The general structure of forests, their diversity and structure is
subject of two papers. Porembski describes a gallery forest in the
northeastern Ivory Coast acting as extrazonal corridor for
Guineo-Congolian rainforest species, allowing migration of these
species far beyond their distributional area under zonal climatic
conditions. Siqueira, Rodal, Linse-Silva & Melo describe a secondary
lowland forest remnant of the much-reduced Brazilian Atlantic
forest. As should be expected in a secondary forest, the canopy is
formed by large pioneer trees, but Siqueira et al. also note an
unusually high percentage of dead trees indicating ongoing
succession. Carvalho & Oliveira-Filho present the third paper on
forest structure with an emphasis on gap dynamics in a Brazilian cloud
forest. Their estimated canopy turnover time of 149 years is in line
with the time found in the Americas in other studies; however, they
cite a much longer turnover time for Africa (Ivory Coast) and a much
shorter one for India, a result asking for confirmation by further
studies and for a study of possible causes.
The bulk of papers refers to particular guilds in a tropical forest.
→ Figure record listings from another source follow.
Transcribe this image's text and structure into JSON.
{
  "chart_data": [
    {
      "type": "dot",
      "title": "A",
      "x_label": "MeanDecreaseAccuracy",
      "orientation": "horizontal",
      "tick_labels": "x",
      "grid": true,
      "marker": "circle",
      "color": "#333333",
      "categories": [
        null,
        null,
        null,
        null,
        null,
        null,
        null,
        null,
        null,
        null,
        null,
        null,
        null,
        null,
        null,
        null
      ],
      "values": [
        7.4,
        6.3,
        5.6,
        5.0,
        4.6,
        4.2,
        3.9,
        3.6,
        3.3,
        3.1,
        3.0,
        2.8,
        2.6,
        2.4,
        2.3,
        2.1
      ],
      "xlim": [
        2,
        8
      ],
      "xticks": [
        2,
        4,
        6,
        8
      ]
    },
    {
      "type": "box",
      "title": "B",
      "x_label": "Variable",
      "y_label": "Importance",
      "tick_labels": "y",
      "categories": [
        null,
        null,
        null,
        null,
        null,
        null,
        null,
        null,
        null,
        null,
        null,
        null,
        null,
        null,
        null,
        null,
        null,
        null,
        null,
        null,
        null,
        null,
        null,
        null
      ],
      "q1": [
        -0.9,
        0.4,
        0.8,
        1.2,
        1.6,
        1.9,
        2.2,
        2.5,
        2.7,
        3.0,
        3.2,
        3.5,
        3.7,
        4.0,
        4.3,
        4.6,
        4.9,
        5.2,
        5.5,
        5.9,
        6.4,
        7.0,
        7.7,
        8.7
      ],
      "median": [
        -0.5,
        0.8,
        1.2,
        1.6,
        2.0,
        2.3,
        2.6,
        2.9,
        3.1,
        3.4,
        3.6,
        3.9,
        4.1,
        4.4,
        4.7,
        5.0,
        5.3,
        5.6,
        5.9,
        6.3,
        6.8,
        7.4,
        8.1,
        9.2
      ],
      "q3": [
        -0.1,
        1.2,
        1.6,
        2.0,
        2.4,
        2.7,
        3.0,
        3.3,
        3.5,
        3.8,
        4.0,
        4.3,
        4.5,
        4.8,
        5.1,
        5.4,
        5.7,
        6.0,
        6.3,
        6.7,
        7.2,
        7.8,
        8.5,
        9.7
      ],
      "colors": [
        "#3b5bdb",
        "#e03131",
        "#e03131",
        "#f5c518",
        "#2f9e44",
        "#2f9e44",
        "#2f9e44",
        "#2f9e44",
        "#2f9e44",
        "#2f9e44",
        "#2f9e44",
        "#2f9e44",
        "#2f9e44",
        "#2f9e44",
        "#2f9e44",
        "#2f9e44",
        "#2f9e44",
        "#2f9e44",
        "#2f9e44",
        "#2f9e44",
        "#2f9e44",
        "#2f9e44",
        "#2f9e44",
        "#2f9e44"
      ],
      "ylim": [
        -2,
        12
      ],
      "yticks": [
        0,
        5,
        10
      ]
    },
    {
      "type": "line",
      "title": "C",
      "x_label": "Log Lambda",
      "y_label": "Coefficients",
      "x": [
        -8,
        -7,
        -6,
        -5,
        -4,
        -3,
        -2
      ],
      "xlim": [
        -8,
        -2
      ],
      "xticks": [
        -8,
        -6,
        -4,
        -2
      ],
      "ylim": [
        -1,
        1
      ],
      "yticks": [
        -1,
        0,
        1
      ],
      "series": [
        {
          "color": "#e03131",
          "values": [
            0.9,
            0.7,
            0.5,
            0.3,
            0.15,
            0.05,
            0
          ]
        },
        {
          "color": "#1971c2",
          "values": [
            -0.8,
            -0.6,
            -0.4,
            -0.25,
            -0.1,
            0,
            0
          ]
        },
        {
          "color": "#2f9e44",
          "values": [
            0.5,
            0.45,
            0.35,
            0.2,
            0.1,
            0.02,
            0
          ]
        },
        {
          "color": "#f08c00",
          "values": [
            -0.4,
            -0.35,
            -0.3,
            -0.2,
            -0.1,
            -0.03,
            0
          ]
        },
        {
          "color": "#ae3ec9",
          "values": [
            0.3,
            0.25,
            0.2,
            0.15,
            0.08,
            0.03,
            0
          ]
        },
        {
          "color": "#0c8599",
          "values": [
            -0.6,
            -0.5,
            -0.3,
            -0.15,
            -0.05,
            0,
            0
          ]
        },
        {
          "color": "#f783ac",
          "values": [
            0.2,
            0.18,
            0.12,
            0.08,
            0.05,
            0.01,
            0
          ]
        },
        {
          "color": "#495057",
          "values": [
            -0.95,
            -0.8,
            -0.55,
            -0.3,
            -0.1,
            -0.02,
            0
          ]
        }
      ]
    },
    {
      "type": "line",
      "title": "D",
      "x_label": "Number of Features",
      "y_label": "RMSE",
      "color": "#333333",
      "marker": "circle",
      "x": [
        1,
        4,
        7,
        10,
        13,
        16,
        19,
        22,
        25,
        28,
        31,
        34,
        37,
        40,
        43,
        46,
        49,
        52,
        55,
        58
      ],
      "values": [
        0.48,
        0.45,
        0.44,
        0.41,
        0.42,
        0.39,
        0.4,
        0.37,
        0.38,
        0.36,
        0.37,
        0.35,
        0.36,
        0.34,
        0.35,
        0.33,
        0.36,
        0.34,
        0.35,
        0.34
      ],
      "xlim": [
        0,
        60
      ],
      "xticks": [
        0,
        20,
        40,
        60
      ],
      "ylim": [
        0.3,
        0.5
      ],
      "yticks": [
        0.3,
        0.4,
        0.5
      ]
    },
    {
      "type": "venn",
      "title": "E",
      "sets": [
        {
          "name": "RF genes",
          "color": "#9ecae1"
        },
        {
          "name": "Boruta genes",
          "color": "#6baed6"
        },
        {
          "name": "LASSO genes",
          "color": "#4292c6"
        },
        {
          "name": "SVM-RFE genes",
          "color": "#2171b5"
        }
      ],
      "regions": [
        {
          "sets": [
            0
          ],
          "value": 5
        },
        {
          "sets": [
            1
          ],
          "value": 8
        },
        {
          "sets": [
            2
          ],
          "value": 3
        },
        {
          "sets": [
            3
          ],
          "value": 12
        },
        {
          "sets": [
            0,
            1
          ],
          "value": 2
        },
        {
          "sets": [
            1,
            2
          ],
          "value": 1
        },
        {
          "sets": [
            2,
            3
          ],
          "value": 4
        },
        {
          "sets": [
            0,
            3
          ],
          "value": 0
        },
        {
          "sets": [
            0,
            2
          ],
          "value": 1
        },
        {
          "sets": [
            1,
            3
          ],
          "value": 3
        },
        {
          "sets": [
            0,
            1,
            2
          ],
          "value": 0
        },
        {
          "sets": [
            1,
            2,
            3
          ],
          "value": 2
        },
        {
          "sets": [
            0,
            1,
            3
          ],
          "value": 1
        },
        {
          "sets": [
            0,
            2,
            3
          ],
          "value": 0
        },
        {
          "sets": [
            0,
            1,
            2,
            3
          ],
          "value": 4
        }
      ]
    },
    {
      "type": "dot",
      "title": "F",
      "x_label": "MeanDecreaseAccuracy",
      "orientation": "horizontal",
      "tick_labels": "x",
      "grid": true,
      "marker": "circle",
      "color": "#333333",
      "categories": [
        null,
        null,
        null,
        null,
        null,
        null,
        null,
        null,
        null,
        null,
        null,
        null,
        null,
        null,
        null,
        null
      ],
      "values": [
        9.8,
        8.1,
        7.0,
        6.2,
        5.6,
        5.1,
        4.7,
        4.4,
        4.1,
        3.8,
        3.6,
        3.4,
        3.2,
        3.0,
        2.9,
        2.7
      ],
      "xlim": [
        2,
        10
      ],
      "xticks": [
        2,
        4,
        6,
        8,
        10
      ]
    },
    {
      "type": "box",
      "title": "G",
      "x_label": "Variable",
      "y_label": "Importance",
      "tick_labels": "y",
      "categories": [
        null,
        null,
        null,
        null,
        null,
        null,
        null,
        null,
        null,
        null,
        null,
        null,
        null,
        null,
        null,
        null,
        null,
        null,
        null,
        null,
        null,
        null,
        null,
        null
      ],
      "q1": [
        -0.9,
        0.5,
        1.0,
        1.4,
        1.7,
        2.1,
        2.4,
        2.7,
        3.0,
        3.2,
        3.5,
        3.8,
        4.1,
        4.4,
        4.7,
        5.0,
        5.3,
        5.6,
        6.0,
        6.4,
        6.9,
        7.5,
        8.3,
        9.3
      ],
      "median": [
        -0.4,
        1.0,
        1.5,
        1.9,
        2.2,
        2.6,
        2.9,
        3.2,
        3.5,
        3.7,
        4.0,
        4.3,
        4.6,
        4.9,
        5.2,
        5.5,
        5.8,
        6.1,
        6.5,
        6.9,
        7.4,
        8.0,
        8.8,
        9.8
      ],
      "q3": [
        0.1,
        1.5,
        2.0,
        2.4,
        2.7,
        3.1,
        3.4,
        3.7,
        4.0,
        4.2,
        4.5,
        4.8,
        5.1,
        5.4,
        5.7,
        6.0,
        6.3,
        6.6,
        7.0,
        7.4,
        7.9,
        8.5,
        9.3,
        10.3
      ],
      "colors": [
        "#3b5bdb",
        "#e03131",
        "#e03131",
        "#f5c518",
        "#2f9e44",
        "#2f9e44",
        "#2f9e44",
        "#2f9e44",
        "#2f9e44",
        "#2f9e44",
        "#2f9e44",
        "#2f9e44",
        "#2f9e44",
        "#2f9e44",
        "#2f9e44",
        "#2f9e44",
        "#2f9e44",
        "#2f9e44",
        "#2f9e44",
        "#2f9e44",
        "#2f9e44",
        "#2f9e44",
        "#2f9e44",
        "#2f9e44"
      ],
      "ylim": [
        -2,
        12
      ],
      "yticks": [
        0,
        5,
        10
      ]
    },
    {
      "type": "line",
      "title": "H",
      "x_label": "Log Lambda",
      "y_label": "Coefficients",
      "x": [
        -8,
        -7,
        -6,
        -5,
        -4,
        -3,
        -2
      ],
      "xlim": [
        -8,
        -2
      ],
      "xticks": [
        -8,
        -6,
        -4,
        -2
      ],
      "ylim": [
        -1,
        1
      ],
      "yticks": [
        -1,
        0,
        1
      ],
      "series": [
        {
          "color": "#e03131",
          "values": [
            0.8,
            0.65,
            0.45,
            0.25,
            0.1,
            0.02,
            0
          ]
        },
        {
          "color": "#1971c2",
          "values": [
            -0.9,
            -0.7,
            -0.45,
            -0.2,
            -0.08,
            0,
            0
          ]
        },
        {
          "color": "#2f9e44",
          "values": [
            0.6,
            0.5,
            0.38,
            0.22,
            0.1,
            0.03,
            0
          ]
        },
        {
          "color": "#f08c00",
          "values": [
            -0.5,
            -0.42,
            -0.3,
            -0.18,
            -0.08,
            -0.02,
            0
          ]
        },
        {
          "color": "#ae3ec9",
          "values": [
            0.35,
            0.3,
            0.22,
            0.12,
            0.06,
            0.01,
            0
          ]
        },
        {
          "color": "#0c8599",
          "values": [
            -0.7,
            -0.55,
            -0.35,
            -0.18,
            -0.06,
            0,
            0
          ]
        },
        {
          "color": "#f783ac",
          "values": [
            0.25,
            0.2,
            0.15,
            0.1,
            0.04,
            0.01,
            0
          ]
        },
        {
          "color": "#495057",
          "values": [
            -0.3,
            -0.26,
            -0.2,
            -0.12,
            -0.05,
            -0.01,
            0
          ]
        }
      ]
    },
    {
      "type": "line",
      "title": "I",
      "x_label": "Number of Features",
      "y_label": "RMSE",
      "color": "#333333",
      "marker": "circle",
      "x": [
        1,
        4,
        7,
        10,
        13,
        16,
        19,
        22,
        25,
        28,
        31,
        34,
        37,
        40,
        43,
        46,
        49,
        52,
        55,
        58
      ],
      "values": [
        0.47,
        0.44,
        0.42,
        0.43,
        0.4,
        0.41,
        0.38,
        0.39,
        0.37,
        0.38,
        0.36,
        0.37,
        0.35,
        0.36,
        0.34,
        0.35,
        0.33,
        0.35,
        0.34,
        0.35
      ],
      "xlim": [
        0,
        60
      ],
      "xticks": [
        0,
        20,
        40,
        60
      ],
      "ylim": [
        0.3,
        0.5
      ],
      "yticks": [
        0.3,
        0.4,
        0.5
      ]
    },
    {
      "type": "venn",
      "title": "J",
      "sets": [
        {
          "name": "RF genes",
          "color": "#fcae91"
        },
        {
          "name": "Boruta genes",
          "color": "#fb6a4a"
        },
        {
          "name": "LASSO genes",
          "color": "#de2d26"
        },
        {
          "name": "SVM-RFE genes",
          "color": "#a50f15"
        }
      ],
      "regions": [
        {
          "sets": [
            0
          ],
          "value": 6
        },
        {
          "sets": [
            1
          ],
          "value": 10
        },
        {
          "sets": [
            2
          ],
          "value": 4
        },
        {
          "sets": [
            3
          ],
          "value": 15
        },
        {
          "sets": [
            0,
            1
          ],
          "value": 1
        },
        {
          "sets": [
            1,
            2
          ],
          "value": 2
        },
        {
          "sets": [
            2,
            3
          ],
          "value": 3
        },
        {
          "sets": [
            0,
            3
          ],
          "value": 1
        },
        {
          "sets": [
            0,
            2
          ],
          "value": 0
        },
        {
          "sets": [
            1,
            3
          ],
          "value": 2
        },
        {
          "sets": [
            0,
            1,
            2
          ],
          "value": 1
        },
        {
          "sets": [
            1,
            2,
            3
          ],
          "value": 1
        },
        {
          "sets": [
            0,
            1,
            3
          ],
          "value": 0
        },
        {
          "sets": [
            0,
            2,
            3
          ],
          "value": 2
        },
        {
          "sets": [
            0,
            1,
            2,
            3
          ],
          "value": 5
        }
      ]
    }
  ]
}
Lücking studied tropical rainforest leaves as habitat for foliicolous
lichens. Cordova & Del Castillo observed epiphytes of various
systematic affiliation and found that abundances of mosses, liverworts
and vascular plants were positively correlated, while microlichen
cover decreased as the cover of mosses and vascular plants
increased. Only lichen cover was not affected by the age of the stand,
while cover by other epiphytes increased with age. Hemp studied
epiphytic and non-epiphytic ferns on Mt. Kilimanjaro in Africa, where
he could distinguish six fern groups with special strategies and three
types of growth and dormancy correlating well with the altitudinal
zonation on the mountain. Kazda & Mehltreter compared lianas and their
supporting trees and shrubs in terms of mineral content and leaf mass
per unit area. Independent of taxonomic differences, lianas showed a
lower leaf mass per unit area than their self-supporting relatives.
Differences in mineral content, though, seem to be dependent on the
soil conditions at the site. Climatic gradients and their influence on
life form frequency in Cyclanthaceae were studied by Freiberg &
Gottsberger with the result that soil water content was more important
than air microclimate for terrestrial and root climbing species, while
epiphytes would show a reversed pattern.
Life cycles and reproductive biology were in the focus of study of the remaining four papers. Charles-Dominique, Chave, Vezzoli, Dubois & Riéra extended on the life cycle of Astrocaryum sciophilum, an understory palm, with an extremely long juvenile stage which can possibly be used as indicator of forest age. Silberbauer-Gottsberger, Webber, Küchmeister & Gottsberger have studied cantharophily and the associated adaptive traits in four different plant families in the Central Amazonian rainforest. Benítez-Malvido, Martínez-Ramos & Ceccon assessed the relative contribution of the seed rain and soil seed bank on the density and recruitment of tree seedlings in contrasting successional habitats (primary forest, secondary forest, and pasture) in southeastern Mexico. They also investigated effects of seed predators, dispersers, proximity to forest remnants, abiotic conditions and species life history on the recruitment of tree seedlings in different successional forest stages. Finally, Stevens could show that in 19 Bignoniaceae from the cerrados in Central Brazil, investment in flowers, fruits and seeds relative to leaves is independent of growth form and species, while it depends on size distribution of reproductive individuals within populations. Flower production increases exponentially with size of individuals, but fruit production does not. Therefore, old, large individuals sire much more flowers than they develop fruits.
These examples show how many facets of forest biology must be investigated - and how few of them have been studied to date. Even fewer have been explored in a comparative manner in different regions, so that we normally still don't know whether an effect has general or more or less local character. However, these studies also provide a roadmap for future investigations in forest ecosystems.